If you are trying to find a better work-life balance and turn your job into a career, here are a few ways to help:
Realize that complaining about it is pointless – We all seem to have this idea that the goal of our lives is to be happy and do as little as possible; however, that's not the case. Complaining about the fact that you have to work everyday is pointless. No one cares about how boring or silly your job may be. Instead of complaining about it, find a way to make peace with the job you have and do your best to make it as pleasant as possible.
Find something that engages you – No matter what your job is, you can find something about it that you enjoy. Whatever that is, make the most of it and find a way to feel enthusiastic and passionate about what you do. This change doesn't have to be a big one. For example, if your job is to file medical records all day and you find it terribly boring, look for ways to turn it into a challenge. You could try timing yourself by creating new goals to reach each day. It might sound silly, but the more engaged you are, the less each minute at work will hurt.
Make the changes you want to see – Too often we complain and say things like “Somebody ought to...” or “I wish they would ...”. Instead of wishing for someone else to make the changes that will get you excited about your career, realize that you are somebody and can create the changes you want to see. If you feel that your office is too dreary, ask your boss if you can add some decoration. If you think that some of your tasks are overly repetitive, present your ideas for streamlining them.

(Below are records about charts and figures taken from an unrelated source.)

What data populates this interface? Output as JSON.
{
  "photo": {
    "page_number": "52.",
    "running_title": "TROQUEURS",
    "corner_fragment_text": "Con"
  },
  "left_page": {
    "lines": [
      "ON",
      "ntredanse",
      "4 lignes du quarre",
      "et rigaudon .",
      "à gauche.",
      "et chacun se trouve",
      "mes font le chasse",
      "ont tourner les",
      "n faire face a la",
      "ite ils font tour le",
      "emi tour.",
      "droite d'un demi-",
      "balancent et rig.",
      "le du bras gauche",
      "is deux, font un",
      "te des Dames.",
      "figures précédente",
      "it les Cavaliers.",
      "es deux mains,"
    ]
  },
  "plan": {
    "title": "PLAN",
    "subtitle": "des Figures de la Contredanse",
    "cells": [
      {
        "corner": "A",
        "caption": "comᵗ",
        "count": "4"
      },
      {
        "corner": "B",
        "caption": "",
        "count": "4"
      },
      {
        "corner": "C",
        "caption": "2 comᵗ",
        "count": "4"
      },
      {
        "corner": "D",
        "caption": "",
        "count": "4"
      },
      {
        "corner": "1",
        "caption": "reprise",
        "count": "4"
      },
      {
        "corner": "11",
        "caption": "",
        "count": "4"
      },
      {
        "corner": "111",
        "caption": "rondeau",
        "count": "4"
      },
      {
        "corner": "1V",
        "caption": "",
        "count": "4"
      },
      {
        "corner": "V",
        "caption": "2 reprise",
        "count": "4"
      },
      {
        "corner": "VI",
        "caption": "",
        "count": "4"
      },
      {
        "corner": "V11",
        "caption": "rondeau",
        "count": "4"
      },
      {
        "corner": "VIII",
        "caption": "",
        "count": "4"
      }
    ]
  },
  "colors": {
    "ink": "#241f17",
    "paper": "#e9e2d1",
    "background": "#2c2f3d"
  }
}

Remember, you are the person they hired to do the job, which means that you are the only one who has the power to make your vision a reality.
The biggest difference between having a job and having a career is how happy you are about doing it. When you only have a job, finding a balance between work and home will be a constant struggle. However, when you create ways to feel enthusiastic and engaged, even part of the time, your job will quickly become a career.
Reprinted with permission of the author and Beyond.com, the Career Network.